Volume 25

Les couleurs de l’identité

«Les personnes adoptées ont parfois besoin de revenir sur leurs origines, leur parcours migratoire, d’interroger leur histoire », explique la cofondatrice de l’association et étudiante à la maîtrise en anthropologie à l’UdeM, Manuelle Alix-Surprenant. Le groupe compte aujourd’hui une cinquantaine de membres à travers le Québec, issus d’une douzaine de pays différents. Les deux tiers des membres sont des personnes adoptées à l’international.

D’après Manuelle, qui est originaire de Corée du Sud, les questions sur l’adoption et l’envie de trouver des réponses peuvent s’avérer délicates à aborder ou risquent de ne pas être comprises par les parents adoptifs et les proches. « Cela peut être perçu comme un signe d’ingratitude. Comme si le questionnement sur ses origines signifiait que l’on ne menait pas une bonne vie ici », poursuit-elle.

La psychologue spécialisée en suivi post-adoption et coaching parental, Diane Quévillon, illustre l’ambivalence identitaire que les personnes adoptées peuvent vivre. « Elles ressemblent à des personnes qui ne leur ressemblent pas et ne ressemblent pas à des personnes qui leur ressemblent, explique-t-elle. Elles ont une identité métissée, hybride. »

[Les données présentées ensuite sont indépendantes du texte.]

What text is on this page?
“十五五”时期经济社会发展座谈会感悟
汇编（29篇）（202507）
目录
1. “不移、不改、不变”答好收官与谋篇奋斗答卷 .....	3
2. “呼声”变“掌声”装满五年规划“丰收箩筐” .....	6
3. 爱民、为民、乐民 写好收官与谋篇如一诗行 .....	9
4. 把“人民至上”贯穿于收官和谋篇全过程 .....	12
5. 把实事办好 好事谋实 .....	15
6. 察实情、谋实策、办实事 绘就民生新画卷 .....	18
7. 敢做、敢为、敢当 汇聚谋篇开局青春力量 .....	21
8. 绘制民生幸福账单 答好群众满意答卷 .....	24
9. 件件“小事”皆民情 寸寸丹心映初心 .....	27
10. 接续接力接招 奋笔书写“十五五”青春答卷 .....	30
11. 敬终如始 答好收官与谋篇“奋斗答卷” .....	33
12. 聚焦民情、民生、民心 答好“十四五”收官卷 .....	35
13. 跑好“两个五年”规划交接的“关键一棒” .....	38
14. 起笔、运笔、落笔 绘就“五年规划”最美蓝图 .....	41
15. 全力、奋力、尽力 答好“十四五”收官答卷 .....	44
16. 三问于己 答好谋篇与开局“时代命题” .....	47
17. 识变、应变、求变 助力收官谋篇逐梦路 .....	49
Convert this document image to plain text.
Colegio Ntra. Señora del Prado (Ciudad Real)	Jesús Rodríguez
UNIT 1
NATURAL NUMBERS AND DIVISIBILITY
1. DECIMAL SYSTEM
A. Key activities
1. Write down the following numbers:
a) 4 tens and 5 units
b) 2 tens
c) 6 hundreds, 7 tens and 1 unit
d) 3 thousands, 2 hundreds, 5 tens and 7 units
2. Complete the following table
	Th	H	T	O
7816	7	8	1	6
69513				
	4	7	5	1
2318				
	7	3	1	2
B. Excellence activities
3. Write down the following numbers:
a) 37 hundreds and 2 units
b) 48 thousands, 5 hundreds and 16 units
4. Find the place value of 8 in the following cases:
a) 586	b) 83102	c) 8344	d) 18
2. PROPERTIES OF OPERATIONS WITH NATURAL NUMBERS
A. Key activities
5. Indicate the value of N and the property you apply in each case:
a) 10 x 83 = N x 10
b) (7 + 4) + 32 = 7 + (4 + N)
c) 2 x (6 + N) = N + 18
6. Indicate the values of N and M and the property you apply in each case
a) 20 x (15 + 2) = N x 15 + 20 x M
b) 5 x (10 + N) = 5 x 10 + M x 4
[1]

Manuelle fait partie des premières générations d’enfants adoptés à l’international au cours des années 1980. En 2007, elle décide de retourner dans son pays d’origine pour la première fois. Elle en revient avec plus de questions que de réponses et sent le besoin de partager son expérience. Devant l’absence d’organismes s’adressant aux personnes adoptées, Manuelle cofonde L’Hybridé en 2010.

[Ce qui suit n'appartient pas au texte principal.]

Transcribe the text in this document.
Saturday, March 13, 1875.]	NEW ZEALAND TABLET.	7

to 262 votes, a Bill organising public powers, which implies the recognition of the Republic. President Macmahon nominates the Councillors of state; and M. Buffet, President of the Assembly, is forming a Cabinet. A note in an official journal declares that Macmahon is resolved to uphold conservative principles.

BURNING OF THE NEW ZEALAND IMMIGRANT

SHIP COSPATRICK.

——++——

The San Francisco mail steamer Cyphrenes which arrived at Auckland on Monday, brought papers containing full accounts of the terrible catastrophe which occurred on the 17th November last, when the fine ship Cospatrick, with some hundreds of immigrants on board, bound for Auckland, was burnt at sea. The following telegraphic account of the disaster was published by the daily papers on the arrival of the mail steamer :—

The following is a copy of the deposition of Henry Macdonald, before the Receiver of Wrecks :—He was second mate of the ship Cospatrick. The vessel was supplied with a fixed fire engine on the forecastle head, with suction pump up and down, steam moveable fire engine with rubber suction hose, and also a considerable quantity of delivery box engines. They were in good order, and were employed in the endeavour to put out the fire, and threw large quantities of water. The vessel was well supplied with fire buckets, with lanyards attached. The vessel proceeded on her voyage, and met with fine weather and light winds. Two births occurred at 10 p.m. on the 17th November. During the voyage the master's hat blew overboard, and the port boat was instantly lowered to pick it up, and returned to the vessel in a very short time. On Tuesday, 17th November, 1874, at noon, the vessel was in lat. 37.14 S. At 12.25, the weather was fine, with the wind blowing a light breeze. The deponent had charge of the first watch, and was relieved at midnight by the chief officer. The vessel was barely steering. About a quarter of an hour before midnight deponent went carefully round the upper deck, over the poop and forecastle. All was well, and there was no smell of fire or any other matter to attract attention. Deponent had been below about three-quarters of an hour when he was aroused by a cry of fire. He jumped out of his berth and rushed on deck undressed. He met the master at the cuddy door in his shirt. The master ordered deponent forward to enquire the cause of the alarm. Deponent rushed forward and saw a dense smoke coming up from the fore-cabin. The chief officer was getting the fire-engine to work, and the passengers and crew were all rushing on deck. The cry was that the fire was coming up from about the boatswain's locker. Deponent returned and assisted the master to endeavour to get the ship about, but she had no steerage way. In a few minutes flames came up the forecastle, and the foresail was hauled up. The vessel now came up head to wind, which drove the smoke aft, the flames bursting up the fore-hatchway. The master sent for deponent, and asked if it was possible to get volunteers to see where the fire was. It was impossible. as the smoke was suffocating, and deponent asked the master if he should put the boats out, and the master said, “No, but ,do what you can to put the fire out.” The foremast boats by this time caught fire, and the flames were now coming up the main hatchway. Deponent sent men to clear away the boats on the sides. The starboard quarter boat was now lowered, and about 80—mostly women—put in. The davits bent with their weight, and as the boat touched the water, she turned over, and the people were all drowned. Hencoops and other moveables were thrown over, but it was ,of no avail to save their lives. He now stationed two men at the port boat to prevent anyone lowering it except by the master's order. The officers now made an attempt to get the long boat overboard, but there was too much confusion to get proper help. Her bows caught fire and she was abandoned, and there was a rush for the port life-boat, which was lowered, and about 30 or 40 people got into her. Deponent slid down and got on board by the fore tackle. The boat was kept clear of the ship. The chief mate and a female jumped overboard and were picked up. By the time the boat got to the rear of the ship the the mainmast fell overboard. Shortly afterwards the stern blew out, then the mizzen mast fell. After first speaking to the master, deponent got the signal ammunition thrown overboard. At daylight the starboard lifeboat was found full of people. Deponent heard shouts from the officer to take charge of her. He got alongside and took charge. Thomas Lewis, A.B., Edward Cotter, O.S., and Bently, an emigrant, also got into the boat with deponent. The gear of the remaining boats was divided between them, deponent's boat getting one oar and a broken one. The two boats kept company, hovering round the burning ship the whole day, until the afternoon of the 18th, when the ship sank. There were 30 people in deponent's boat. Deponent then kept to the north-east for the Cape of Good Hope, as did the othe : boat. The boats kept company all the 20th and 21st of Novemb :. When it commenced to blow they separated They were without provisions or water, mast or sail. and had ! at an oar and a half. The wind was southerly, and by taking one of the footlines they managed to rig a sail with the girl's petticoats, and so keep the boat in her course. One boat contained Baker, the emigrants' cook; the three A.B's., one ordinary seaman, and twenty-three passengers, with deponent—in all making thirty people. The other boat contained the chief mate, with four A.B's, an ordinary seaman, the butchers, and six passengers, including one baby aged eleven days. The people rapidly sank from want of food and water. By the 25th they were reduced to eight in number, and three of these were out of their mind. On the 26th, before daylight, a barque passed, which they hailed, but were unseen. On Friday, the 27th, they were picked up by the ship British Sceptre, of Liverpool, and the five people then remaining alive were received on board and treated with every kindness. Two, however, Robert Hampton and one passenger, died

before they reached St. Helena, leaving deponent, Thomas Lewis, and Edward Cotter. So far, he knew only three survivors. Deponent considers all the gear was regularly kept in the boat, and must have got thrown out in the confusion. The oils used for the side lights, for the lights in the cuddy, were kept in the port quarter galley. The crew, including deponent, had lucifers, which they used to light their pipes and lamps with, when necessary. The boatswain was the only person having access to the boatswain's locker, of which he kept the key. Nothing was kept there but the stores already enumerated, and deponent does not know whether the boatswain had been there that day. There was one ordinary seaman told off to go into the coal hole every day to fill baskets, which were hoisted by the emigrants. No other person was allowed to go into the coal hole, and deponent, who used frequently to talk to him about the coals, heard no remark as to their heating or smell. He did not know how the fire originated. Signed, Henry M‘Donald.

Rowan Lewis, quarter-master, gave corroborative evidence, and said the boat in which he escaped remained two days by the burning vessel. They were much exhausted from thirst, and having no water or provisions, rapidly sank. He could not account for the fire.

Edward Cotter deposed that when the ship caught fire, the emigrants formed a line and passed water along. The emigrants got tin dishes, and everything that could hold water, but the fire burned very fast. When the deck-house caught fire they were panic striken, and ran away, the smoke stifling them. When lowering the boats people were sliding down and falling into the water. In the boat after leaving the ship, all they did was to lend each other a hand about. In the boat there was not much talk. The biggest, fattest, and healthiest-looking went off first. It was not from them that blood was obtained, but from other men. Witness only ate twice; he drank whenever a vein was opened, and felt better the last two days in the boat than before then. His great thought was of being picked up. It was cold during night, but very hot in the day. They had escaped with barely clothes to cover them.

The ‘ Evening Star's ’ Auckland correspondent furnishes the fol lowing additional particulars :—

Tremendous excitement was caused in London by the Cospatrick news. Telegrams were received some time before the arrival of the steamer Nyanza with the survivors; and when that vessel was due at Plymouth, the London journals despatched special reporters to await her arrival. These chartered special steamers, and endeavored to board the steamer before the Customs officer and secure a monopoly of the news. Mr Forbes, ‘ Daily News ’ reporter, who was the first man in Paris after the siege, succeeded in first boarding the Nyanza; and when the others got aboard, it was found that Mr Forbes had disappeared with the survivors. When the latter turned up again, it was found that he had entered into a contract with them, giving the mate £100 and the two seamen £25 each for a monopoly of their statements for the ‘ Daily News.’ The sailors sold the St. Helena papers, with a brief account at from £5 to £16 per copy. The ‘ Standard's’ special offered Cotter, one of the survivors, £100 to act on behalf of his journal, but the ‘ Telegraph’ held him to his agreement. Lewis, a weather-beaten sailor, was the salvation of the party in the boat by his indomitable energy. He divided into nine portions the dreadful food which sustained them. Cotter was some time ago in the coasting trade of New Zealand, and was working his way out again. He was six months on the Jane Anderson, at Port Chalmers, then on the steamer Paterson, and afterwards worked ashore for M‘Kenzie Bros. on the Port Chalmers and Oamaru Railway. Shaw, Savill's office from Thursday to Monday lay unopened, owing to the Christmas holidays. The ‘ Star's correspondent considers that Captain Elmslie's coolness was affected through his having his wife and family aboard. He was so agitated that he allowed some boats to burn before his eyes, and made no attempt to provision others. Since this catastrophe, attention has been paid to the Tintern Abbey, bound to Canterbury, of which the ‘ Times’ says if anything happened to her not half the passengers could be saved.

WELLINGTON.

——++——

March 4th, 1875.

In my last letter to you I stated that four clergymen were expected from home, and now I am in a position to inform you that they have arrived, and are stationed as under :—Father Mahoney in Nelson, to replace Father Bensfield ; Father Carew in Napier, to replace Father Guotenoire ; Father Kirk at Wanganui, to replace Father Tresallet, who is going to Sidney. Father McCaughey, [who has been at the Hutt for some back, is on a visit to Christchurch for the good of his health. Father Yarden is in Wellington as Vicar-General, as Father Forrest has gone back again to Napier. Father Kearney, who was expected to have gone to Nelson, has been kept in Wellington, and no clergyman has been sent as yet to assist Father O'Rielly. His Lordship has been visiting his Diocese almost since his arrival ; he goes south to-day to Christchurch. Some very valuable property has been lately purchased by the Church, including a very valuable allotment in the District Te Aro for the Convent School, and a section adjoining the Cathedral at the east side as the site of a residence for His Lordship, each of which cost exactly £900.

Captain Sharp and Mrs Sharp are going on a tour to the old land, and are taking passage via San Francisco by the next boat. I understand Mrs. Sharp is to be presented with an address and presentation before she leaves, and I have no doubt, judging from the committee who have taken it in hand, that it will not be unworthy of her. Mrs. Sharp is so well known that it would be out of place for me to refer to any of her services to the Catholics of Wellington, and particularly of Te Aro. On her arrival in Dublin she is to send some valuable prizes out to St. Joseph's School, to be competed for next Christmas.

  Se rassembler pour se ressembler

Diplômé au certificat en animation culturelle de l’UQAM et membre du comité administratif de l’organisme, Renaud Vinet-Houle a ressenti le besoin de parler, lui aussi. Un besoin qui s’est manifesté après sa première rencontre avec ses parents biologiques au Pérou, son pays d’origine. « C’est en décembre 2008 que j’ai vu mes parents pour la première fois, raconte le jeune homme. J’ai pu serrer ma mère dans mes bras. Pour moi, c’était un moment de révélation. »

Sa première rencontre avec d’autres personnes adoptées a été un déclic. « Les gens autour de moi comprenaient rapidement ce que je pouvais vivre, je n’avais pas besoin de rentrer dans les détails, indique Renaud. Ma connexion avec les autres a été très significative. » Cet événement lui permet de relativiser son histoire et d’élargir sa vision de l’adoption.

Pour la finissante au baccalauréat en génie logiciel à l’Université Laval Magalie Caouette, qui a participé à plusieurs activités de l’organisme sans en être membre, ce genre d’association offre un soutien aux personnes adoptées lorsqu’elles traversent des phases difficiles. « On peut être tenté de croire que les personnes adoptées n’ont pas vraiment de problèmes à surmonter, que l’adoption est un bonbon, un privilège, et qu’on peut passer par-dessus le passé », affirme l’étudiante originaire de Chine.

Depuis sa première rencontre avec sa famille biologique, Renaud a appris l’espagnol et s’est familiarisé avec la culture péruvienne au fil de ses retours au pays. Ses parents adoptifs et biologiques se sont même rencontrés. Aujourd’hui, il a le sentiment que la boucle est bouclée et se considère privilégié d’avoir deux mères, deux pères, deux cultures différentes.